Sono stati tre anni dove sono cresciuta tantissimo sia come persona sia come illustratrice.
Mi sono diplomata nel 2015 con una corona di margherite bianche fatta da mia mamma, l’ho fatta seccare non è alloro ma per me è sicuramente molto di più.
Ci sono dentro studio, notti insonni, la voglia di buttare tutto e andare a vendere gelati, le vittorie.

L’illustrazione come mestiere e il regalo più bello.

Eccoci, siamo arrivati alla fine di questo breve racconto, ma siamo solo all’inizio della mia avventura ed io ne sono felice. Oggi sono illustratrice e piano piano sto collezionando i miei piccoli traguardi lavorativi, ma tra tutti forse il più prezioso è già mio: la consapevolezza.

La consapevolezza di chi sono e di chi voglio essere come illustratrice e come persona, la consapevolezza del mio segno.

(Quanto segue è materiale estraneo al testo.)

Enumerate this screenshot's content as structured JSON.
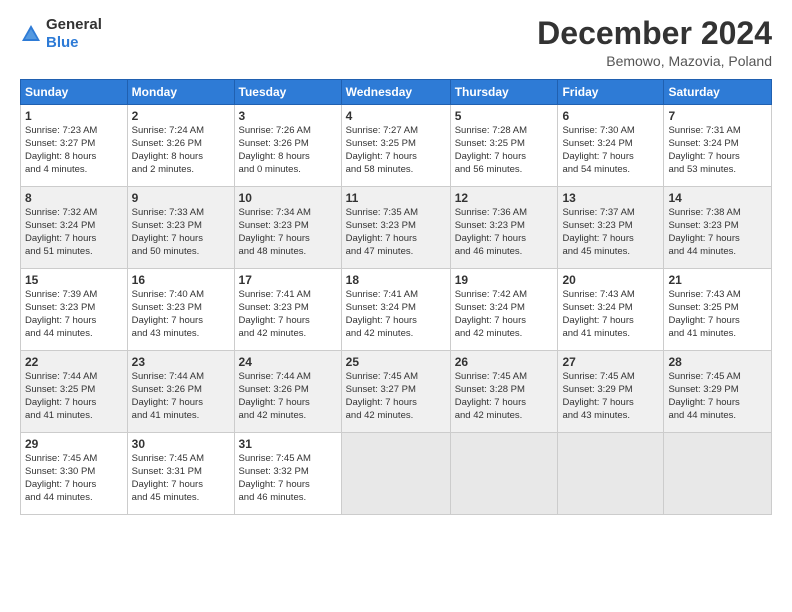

Raccontare una vita non è mai facile, è così densa, carica di momenti, attimi.. mi sembra in parte d’aver corso e dall’altra d’aver detto davvero tanto! E sono contenta perchè molti punti riuscirò ad approfondirli bene proprio grazie a questo blog. Un caposaldo della mia persona è sicuramente la voglia di raccontare, senza pretese in sincerità quello che vedo e che vivo ogni giorno. Ci sentiamo alla prossima dunque! Grazie per la lettura!